One of Douglas' most controversial findings was in Atlanta.
In the 1980s, young black children and teens were being snatched off streets and even from their homes and strangled, shot or beaten to death. Body after body piled up and Atlanta area police were stymied, sending the community into a panic. Theories began to surface that it was an act of racial hatred by the Ku Klux Klan.
Not so, according to Douglas.
Many local cops wanted the Brooklyn-born, big-city federal guy to leave town fast. Few wanted to hear what he had to say: that one of their own was to blame, a cunning but unsuccessful black man from the area, not a white stranger motivated by hatred.
"It was a case that so engulfed everyone in the community," said Paul Howard, Atlanta's top prosecutor.
"People, including law enforcement, said he didn't know what he was doing, that he was crazy," Howard, then a fledgling prosecutor, said of Douglas.
"He was really out on a limb when he released his findings."
Police eventually took Douglas' advice to stake out area bridges, anticipating the killer would start tossing bodies in water.
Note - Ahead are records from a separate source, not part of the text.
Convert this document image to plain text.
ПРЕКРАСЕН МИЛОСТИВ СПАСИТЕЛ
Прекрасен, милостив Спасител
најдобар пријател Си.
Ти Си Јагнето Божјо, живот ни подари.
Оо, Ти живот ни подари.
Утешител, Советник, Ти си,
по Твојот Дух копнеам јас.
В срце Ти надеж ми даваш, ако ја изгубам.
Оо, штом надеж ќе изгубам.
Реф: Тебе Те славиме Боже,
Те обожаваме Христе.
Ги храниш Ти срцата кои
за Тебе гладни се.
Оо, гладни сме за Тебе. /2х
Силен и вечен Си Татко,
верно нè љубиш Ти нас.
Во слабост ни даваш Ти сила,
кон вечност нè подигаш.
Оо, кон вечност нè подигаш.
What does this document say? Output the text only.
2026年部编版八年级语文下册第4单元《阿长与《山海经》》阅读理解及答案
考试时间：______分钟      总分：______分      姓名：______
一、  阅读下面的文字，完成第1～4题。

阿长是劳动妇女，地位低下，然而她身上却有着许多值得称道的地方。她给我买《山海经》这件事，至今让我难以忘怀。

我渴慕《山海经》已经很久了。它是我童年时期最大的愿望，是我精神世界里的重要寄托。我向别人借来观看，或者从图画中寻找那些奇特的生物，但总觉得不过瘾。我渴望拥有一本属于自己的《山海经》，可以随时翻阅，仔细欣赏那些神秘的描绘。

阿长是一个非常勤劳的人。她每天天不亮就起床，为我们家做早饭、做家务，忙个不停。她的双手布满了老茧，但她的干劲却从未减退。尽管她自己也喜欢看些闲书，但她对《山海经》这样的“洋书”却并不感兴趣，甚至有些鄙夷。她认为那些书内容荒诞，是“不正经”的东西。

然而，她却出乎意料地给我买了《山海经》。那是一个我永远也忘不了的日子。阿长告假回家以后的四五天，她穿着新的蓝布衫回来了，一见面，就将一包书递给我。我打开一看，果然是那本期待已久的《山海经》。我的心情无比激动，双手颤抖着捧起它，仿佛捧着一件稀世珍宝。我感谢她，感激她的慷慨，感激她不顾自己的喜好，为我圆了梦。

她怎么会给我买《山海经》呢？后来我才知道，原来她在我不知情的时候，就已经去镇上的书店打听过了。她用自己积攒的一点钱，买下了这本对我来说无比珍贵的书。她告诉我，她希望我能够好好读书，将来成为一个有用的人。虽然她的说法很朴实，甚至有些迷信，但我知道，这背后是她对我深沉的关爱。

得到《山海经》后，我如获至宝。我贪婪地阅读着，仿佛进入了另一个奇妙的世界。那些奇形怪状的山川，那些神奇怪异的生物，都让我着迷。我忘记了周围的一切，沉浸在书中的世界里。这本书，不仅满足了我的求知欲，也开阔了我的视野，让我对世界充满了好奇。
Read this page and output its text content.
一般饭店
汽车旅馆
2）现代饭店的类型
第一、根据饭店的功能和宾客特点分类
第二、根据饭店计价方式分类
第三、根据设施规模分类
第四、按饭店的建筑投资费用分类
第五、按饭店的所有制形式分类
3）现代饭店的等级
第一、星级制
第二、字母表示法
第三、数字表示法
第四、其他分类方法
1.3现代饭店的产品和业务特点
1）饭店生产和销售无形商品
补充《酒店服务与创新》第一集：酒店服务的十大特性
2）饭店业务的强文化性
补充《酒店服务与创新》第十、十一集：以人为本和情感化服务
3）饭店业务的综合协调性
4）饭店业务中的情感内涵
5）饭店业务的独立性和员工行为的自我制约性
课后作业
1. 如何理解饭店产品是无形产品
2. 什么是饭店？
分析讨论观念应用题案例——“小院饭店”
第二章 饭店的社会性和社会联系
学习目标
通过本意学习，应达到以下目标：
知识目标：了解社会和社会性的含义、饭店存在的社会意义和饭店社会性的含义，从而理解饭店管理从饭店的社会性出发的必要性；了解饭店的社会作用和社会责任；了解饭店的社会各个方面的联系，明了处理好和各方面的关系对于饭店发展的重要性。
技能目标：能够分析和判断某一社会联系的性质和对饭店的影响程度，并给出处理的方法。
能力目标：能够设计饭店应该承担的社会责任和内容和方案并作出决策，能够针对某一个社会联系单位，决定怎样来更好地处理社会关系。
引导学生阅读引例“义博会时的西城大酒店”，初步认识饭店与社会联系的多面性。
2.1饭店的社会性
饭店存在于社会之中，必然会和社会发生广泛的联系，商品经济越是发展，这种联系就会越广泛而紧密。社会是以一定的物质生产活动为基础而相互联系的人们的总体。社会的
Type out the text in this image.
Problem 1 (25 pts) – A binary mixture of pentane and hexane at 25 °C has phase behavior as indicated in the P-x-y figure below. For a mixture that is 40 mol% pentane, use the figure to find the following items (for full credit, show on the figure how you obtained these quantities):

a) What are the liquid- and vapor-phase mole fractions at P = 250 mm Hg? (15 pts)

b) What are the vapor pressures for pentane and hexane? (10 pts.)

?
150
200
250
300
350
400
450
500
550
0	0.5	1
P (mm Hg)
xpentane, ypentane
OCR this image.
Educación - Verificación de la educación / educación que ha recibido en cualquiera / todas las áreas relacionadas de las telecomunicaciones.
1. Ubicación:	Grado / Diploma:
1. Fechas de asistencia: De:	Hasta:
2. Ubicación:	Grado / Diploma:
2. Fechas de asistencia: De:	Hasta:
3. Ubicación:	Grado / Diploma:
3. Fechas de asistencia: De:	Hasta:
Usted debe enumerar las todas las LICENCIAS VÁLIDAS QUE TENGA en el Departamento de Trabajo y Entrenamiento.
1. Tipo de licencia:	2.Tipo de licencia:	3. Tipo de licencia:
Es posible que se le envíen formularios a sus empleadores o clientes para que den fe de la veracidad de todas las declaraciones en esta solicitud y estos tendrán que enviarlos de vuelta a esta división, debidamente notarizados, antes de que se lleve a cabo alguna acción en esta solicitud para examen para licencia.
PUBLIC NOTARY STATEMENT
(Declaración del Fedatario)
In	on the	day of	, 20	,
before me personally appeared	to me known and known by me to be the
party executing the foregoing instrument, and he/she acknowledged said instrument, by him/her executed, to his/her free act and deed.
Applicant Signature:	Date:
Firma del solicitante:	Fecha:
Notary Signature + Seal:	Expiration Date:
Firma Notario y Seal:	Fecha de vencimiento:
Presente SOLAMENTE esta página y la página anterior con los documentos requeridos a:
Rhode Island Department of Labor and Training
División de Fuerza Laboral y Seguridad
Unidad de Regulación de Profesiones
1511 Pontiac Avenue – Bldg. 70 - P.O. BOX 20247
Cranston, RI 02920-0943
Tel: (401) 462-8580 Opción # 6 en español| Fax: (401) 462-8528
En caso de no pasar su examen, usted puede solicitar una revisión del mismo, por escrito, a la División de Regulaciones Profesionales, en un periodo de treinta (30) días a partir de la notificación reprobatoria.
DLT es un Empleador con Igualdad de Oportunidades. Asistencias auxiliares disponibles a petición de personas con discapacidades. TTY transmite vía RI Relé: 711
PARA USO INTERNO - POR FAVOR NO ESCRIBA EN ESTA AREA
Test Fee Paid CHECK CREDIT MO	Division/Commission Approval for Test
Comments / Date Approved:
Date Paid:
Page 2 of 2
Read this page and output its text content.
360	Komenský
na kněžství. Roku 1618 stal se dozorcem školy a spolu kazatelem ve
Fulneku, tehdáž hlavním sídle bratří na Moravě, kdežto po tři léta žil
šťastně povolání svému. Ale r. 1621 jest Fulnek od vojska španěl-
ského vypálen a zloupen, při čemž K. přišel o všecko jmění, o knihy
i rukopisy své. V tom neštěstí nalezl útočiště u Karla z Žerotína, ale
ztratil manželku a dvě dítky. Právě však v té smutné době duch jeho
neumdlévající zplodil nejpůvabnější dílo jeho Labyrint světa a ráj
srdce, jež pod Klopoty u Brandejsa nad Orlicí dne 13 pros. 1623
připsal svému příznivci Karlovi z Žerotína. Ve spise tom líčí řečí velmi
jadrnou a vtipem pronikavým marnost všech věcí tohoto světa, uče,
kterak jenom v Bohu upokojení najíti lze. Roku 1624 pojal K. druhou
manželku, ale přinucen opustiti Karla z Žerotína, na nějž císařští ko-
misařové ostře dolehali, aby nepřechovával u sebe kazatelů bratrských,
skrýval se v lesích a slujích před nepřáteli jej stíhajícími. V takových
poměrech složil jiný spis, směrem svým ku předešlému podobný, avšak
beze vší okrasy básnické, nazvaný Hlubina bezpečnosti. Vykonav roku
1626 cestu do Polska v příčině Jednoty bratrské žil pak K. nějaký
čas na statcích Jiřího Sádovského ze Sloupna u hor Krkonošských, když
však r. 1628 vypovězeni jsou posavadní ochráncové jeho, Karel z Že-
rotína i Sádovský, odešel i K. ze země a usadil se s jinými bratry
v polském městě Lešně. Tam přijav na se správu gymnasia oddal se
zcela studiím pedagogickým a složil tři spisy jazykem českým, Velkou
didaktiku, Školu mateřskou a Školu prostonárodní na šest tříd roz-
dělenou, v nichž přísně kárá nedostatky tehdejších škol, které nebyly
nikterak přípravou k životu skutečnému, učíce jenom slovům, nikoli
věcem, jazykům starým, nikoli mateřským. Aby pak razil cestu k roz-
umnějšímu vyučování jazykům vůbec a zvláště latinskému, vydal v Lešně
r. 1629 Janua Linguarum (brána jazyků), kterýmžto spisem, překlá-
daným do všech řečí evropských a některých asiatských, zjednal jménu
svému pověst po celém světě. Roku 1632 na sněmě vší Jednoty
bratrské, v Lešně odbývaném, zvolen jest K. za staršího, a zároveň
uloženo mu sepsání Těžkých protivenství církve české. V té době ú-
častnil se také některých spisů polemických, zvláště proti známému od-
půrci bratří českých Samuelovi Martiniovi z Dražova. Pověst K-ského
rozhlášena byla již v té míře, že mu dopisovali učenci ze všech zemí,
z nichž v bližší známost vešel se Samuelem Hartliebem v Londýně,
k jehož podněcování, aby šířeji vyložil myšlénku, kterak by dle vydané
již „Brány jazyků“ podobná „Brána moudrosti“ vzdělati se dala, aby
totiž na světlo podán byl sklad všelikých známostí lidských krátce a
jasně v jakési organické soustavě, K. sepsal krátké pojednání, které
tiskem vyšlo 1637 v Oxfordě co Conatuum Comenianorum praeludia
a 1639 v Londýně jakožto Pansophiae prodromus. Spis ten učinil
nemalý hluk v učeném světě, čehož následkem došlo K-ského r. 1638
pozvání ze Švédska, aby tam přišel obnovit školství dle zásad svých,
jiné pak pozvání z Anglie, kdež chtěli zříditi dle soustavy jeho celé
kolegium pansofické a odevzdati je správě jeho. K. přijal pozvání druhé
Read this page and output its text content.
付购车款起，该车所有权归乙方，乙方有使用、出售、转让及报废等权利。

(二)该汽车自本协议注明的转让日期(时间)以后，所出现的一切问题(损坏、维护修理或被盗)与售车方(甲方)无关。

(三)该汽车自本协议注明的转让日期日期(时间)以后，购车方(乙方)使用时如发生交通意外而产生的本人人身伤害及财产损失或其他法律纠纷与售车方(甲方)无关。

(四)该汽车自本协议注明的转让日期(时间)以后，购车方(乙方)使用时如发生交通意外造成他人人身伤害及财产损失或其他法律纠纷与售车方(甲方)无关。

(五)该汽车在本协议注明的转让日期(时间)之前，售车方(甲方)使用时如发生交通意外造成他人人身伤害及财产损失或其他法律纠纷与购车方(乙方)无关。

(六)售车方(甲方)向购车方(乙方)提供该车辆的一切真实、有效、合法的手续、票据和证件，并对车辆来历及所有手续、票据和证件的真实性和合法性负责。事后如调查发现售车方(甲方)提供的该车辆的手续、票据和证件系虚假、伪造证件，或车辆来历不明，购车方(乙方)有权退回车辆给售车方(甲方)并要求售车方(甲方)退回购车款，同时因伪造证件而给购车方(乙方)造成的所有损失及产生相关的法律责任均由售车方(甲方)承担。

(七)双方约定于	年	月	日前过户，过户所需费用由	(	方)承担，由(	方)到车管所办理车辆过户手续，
That's how police nabbed Wayne Williams, an intelligent but unsuccessful local black man -- as Douglas had predicted.
The veteran prosecutor credits Douglas with helping to stop a serial killer whom he blames for at least 30 murders, though Williams was only prosecuted for two.
Williams, serving back-to-back life sentences, insists he is innocent and still has many followers.
That doesn't faze Douglas.
In one of his books, "The Cases That Haunt Us," he wrote: "A criminal investigator has only one responsibility.... It has only to do with the silent pledge made by the investigator to the victim ... that he or she will do everything within his or her power to uncover the truth of what happened and bring the offender to the gates of earthly justice."
So when Echols' attorneys recently lobbied the Arkansas Supreme Court for a new trial, they got a new ally. Douglas, who spent the majority of his career aiding police and prosecutors, joined the defense team.
Echols' lead attorney, Dennis Riordan, argued that he has new DNA evidence and witnesses -- and Douglas' 19-page analysis.
In a rare move Thursday, the high court ordered an evidentiary hearing, a mini-trial, for Echols, Baldwin and Misskelley. Douglas could be one of the witnesses.
Douglas retired in 1995 after 25 years with the FBI. He was the unit chief for the operational side of the National Center for the Analysis of Violent Crime, overseeing more than 40 agents, including a dozen profilers.
Annually, Douglas was supervising profiles in about 1,000 major crimes, including dozens of child murders.
By comparison, West Memphis police had investigated six homicides in 1992, the year before the boys died.
At Echols' new hearing, defense attorneys are hoping Douglas' extensive experience will be a trump card.